The leading edge of the storm raged violently enough to wake us around 3:30 am. The sky glowed like daybreak and thunder rumbled and crashed continuously. We marveled at the window as the storm grew more powerful. We had no idea that at that moment, our feed store burned. The Southern States Feed Co-Op had been struck by lightning.
We drove by today. The cinder-block exterior appeared deceptively untouched. Apparently, behind the now-boarded up windows, the store and warehouse had been gutted. All we knew was what the marquis told us: Closed Due to Fire.

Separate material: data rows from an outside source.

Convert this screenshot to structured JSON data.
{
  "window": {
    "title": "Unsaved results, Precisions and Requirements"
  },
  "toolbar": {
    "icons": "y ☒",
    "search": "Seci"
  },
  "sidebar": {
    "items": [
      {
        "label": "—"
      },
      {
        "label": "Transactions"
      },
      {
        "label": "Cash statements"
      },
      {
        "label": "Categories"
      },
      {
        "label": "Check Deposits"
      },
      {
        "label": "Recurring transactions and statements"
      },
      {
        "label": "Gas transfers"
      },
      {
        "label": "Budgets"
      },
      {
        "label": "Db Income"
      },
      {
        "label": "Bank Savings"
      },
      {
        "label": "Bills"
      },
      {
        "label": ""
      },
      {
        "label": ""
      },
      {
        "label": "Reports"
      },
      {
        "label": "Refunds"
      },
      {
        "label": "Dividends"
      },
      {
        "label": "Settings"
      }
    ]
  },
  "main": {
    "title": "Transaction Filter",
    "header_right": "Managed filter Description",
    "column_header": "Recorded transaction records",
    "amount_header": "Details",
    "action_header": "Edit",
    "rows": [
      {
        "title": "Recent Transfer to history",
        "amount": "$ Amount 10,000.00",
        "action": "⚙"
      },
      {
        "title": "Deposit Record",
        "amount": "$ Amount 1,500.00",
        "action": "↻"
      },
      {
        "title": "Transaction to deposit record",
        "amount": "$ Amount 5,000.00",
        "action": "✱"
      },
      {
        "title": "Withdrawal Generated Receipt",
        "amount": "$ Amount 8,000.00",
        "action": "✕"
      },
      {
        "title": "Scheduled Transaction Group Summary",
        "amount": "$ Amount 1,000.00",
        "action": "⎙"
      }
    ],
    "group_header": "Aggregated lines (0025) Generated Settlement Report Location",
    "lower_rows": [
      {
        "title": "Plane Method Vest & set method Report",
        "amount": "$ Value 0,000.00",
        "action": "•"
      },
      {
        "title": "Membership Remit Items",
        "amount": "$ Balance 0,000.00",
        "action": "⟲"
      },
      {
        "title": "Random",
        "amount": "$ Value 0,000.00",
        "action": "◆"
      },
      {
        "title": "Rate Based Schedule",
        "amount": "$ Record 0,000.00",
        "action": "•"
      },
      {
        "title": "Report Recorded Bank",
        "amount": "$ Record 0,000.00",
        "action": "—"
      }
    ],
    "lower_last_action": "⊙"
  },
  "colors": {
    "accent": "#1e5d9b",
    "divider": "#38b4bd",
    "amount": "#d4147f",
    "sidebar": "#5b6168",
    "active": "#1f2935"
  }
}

Nothing more. No further details on the damage, nor reassurance that no-one was hurt. No hint as to a reopening date. No “we have arranged for your feed delivery to be covered.” And what of that feed delivery, which appears faithfully every Tuesday? What of our 29 horses, who line up just as faithfully along the fence at feeding time?
This may seem off topic on a horse training blog. However, horse people know that what happens in training sessions is inseparably entwined wiith the fabric of our daily lives.
Despite the influx of commuting Washingtonians, our area clings to its rural roots. Horse farms, cow farms, crop farms and the local racetrack rely on Southern States to nourish and care for our land, our animals, our businesses and our families. What does this fire mean for the community? The more we think about it, the more we realize the vital importance of that one store. The ripple effect reaches far.
We’ve no doubt that the community will pour its resources into rebuilding the co-op, just as we know the co-op will mobilize quickly to provide for the community. During this time our thoughts and prayers are with everyone affected by the fire, from the owners and employees to farmers finding feed for hungry horses.